The standard method for determining the Y-intercept, the slope, and CI of the slope is described in "Statistics", 2nd edition, by Murray Spiegel, pages 296 and 319. The method, as adapted for use within Vitalnet, is as follows:

First, calculate some preliminary values, to be used later:

· yrRngs (number of year ranges) = 4
· sumX (sum of X values) = 0 + 1 + 2 + 3 = 6
· sumXX (sum of squares [SS] of X values) = 0 + 1 + 4 + 9 = 14
· avgX (average X value) = 6 / 4 = 1.5
· avgXX (average X squared value) = 14 / 4 = 3.5
· df (degrees of freedom) = yrRngs - 2 = 2
· sumY (sum of Y values) = 25.533 + 25.941 + 25.603 + 24.126 = 101.203
· sumYY (SS for Y) = 651.934 + 672.936 + 655.514 + 582.064 = 2562.447
· sumXY (sum of XY values) = 0 + 25.941 + 51.206 + 72.378 = 149.525
· tVal (t Value) = 4.302656 (for 2 df and 95% confidence level)
· varX (variance of X values) = avgXX - (avgX * avgX) = 3.5 - 2.25 = 1.250
· stdDevX (standard deviation of X values) = sqrt (varX) = 1.118

Next, calculate the Y-intercept:

· yInter = ((sumY * sumXX) - (sumX * sumXY)) / ((yrRngs * sumXX) - (sumX * sumX))
· numer = (sumY * sumXX) - (sumX * sumXY)
· numer = (101.203 * 14) - (6 * 149.525) = 519.692
· denom = (yrRngs * sumXX) - (sumX * sumX) = (4 * 14) - (6 * 6) = 20
· yInter = numer / denom = 519.692 / 20 = 25.985

Next, calculate the slope:

· slope = ((yrRngs * sumXY) - (sumX * sumY)) / ((yrRngs * sumXX) - (sumX * sumX))
· numer = (yrRngs * sumXY) - (sumX * sumY)
· numer = (4 * 149.525) - (6 * 101.203) = -9.118
· denom = (yrRngs * sumXX) - (sumX * sumX) = (4 * 14) - (6 * 6) = 20
· slope = numer / denom = -9.118 / 20 = -0.456

Next, calculate the confidence interval (CI) of the slope:

· numer = sumYY - (yInter * sumY) - (slope * sumXY)
· numer = 2562.447 - (25.985 * 101.203) - (-0.456 * 149.525) = 0.870
· varOfEstimateOfYOnX = numer / yrRngs = 0.870 / 4 = 0.218
· stdErrOfEstimateOfYOnX = sqrt (varOfEstimateOfYOnX) = 0.466
· numer = tVal * stdErrOfEstimateOfYOnX = 4.303 * 0.466 = 2.005
· denom = sqrt (df) * stdDevX = 1.414 * 1.118 = 1.581
· halfInterval = numer / denom = 2.005 / 1.581 = 1.268
· slopeLoLimit = slope - halfInterval = -0.454 - 1.268 = -1.722
· slopeHiLimit = slope + halfInterval = -0.454 + 1.268 = +0.814
· CI of the slope = -1.722 to +0.814

Finally, calculate the coefficient of determination (r * r):

· numer = (yrRngs * sumXY) - (sumX * sumY)
· numer = (4 * 149.525) - (6 * 101.203) = -9.118
· xTerm = (yrRngs * sumXX) - (sumX * sumX) = (4 * 14) - (6 * 6) = 20
· yTerm = (yrRngs * sumYY) - (sumY * sumY)
· yTerm = (4 * 2562.447) - (101.203 * 101.203) = 7.741
· denom = xTerm * yTerm = 20 * 7.741 = 154.800
· coefficient_of_determination = (numer * numer) / denom
· coefficient_of_determination = (-9.118 * -9.118) / 154.800 = 0.537

The coefficient of determination (COD) is a measure of goodness of fit. If the data points fall on a straight line, the least squares line will be the same line, and COD = 1. If the data points are randomly distributed, COD = 0.
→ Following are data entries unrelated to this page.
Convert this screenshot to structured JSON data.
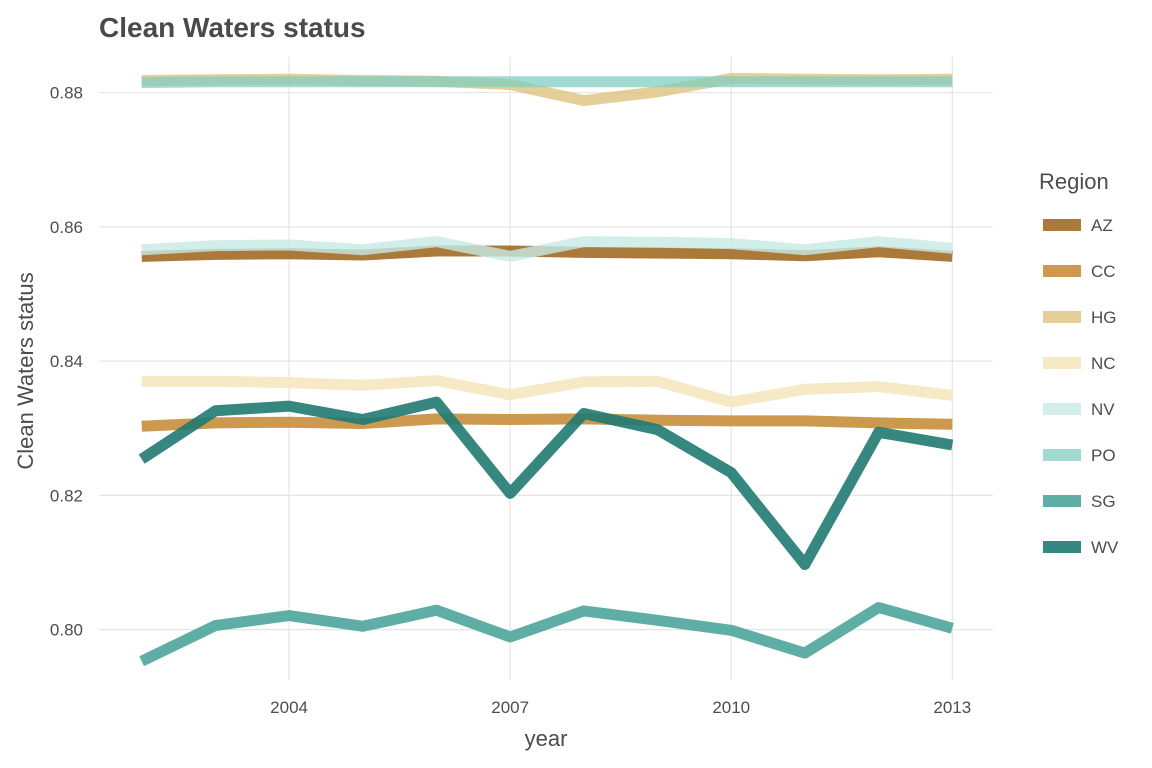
{
  "chart_data": {
    "type": "line",
    "title": "Clean Waters status",
    "xlabel": "year",
    "ylabel": "Clean Waters status",
    "x": [
      2002,
      2003,
      2004,
      2005,
      2006,
      2007,
      2008,
      2009,
      2010,
      2011,
      2012,
      2013
    ],
    "xticks": [
      2004,
      2007,
      2010,
      2013
    ],
    "xtick_labels": [
      "2004",
      "2007",
      "2010",
      "2013"
    ],
    "yticks": [
      0.8,
      0.82,
      0.84,
      0.86,
      0.88
    ],
    "ytick_labels": [
      "0.80",
      "0.82",
      "0.84",
      "0.86",
      "0.88"
    ],
    "xlim": [
      2001.95,
      2013.05
    ],
    "ylim": [
      0.7925,
      0.8853
    ],
    "grid": true,
    "legend": {
      "title": "Region",
      "position": "right"
    },
    "series": [
      {
        "name": "AZ",
        "color": "#a6722f",
        "opacity": 0.95,
        "values": [
          0.8556,
          0.8559,
          0.856,
          0.8558,
          0.8564,
          0.8564,
          0.8562,
          0.8561,
          0.856,
          0.8557,
          0.8563,
          0.8556
        ]
      },
      {
        "name": "CC",
        "color": "#c99346",
        "opacity": 0.95,
        "values": [
          0.8303,
          0.8308,
          0.8309,
          0.8307,
          0.8314,
          0.8313,
          0.8314,
          0.8312,
          0.8311,
          0.8311,
          0.8308,
          0.8306
        ]
      },
      {
        "name": "HG",
        "color": "#dfc27d",
        "opacity": 0.8,
        "values": [
          0.8818,
          0.8819,
          0.882,
          0.8818,
          0.8817,
          0.8812,
          0.8788,
          0.8801,
          0.8821,
          0.882,
          0.8819,
          0.882
        ]
      },
      {
        "name": "NC",
        "color": "#f6e8c3",
        "opacity": 0.95,
        "values": [
          0.837,
          0.837,
          0.8368,
          0.8364,
          0.8371,
          0.835,
          0.8369,
          0.837,
          0.8339,
          0.8358,
          0.8362,
          0.8349
        ]
      },
      {
        "name": "NV",
        "color": "#c7eae5",
        "opacity": 0.8,
        "values": [
          0.8566,
          0.8572,
          0.8573,
          0.8566,
          0.8578,
          0.8556,
          0.8578,
          0.8577,
          0.8575,
          0.8566,
          0.8578,
          0.8568
        ]
      },
      {
        "name": "PO",
        "color": "#80cdc1",
        "opacity": 0.75,
        "values": [
          0.8815,
          0.8816,
          0.8816,
          0.8816,
          0.8816,
          0.8816,
          0.8816,
          0.8816,
          0.8816,
          0.8816,
          0.8816,
          0.8816
        ]
      },
      {
        "name": "SG",
        "color": "#4da59b",
        "opacity": 0.9,
        "values": [
          0.7953,
          0.8006,
          0.8021,
          0.8005,
          0.8029,
          0.7989,
          0.8028,
          0.8014,
          0.7999,
          0.7965,
          0.8033,
          0.8002
        ]
      },
      {
        "name": "WV",
        "color": "#1f7a72",
        "opacity": 0.9,
        "values": [
          0.8254,
          0.8326,
          0.8333,
          0.8313,
          0.8339,
          0.8203,
          0.8322,
          0.8298,
          0.8234,
          0.8097,
          0.8294,
          0.8275
        ]
      }
    ]
  }
}
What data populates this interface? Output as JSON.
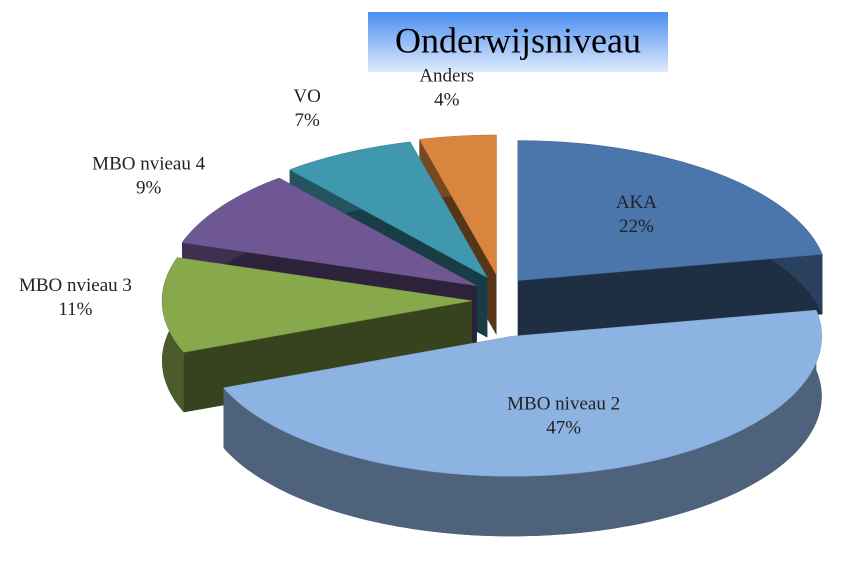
{
  "chart_data": {
    "type": "pie3d",
    "title": "Onderwijsniveau",
    "categories": [
      "AKA",
      "MBO niveau 2",
      "MBO nvieau 3",
      "MBO nvieau 4",
      "VO",
      "Anders"
    ],
    "values": [
      22,
      47,
      11,
      9,
      7,
      4
    ],
    "value_labels": [
      "22%",
      "47%",
      "11%",
      "9%",
      "7%",
      "4%"
    ],
    "colors": [
      "#4a76ab",
      "#8db3e2",
      "#88a84c",
      "#6f5794",
      "#3f98ae",
      "#d9843f"
    ]
  }
}
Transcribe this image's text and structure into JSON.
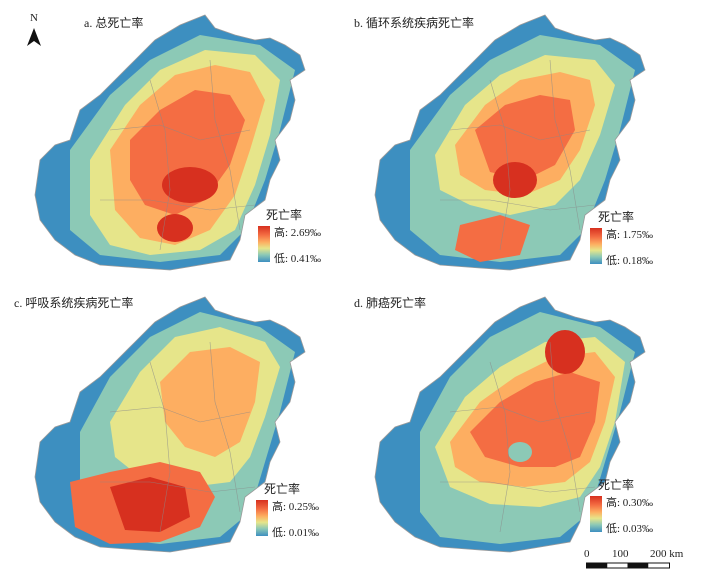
{
  "north_label": "N",
  "panels": [
    {
      "title": "a. 总死亡率",
      "legend_title": "死亡率",
      "high_label": "高: 2.69‰",
      "low_label": "低: 0.41‰"
    },
    {
      "title": "b. 循环系统疾病死亡率",
      "legend_title": "死亡率",
      "high_label": "高: 1.75‰",
      "low_label": "低: 0.18‰"
    },
    {
      "title": "c. 呼吸系统疾病死亡率",
      "legend_title": "死亡率",
      "high_label": "高: 0.25‰",
      "low_label": "低: 0.01‰"
    },
    {
      "title": "d. 肺癌死亡率",
      "legend_title": "死亡率",
      "high_label": "高: 0.30‰",
      "low_label": "低: 0.03‰"
    }
  ],
  "scale_bar": {
    "labels": [
      "0",
      "100",
      "200 km"
    ]
  },
  "colors": {
    "high": "#d7301f",
    "mid_high": "#f46d43",
    "mid": "#fdae61",
    "mid_low": "#e6e58a",
    "low_mid": "#8cc9b6",
    "low": "#3d8fc0"
  }
}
Vitalnet results for the above example. Some of the numbers may slightly differ, due to lower precision in the hand calculations.

In summary, the least squares finds the line considered to best fit the data, and determines if there is a significant upward or downward trend. However, as discussed elsewhere on this web site, the slope CI is incorrect when the data points are based on few observations. Thus, a better method for determining the slope CI is sought.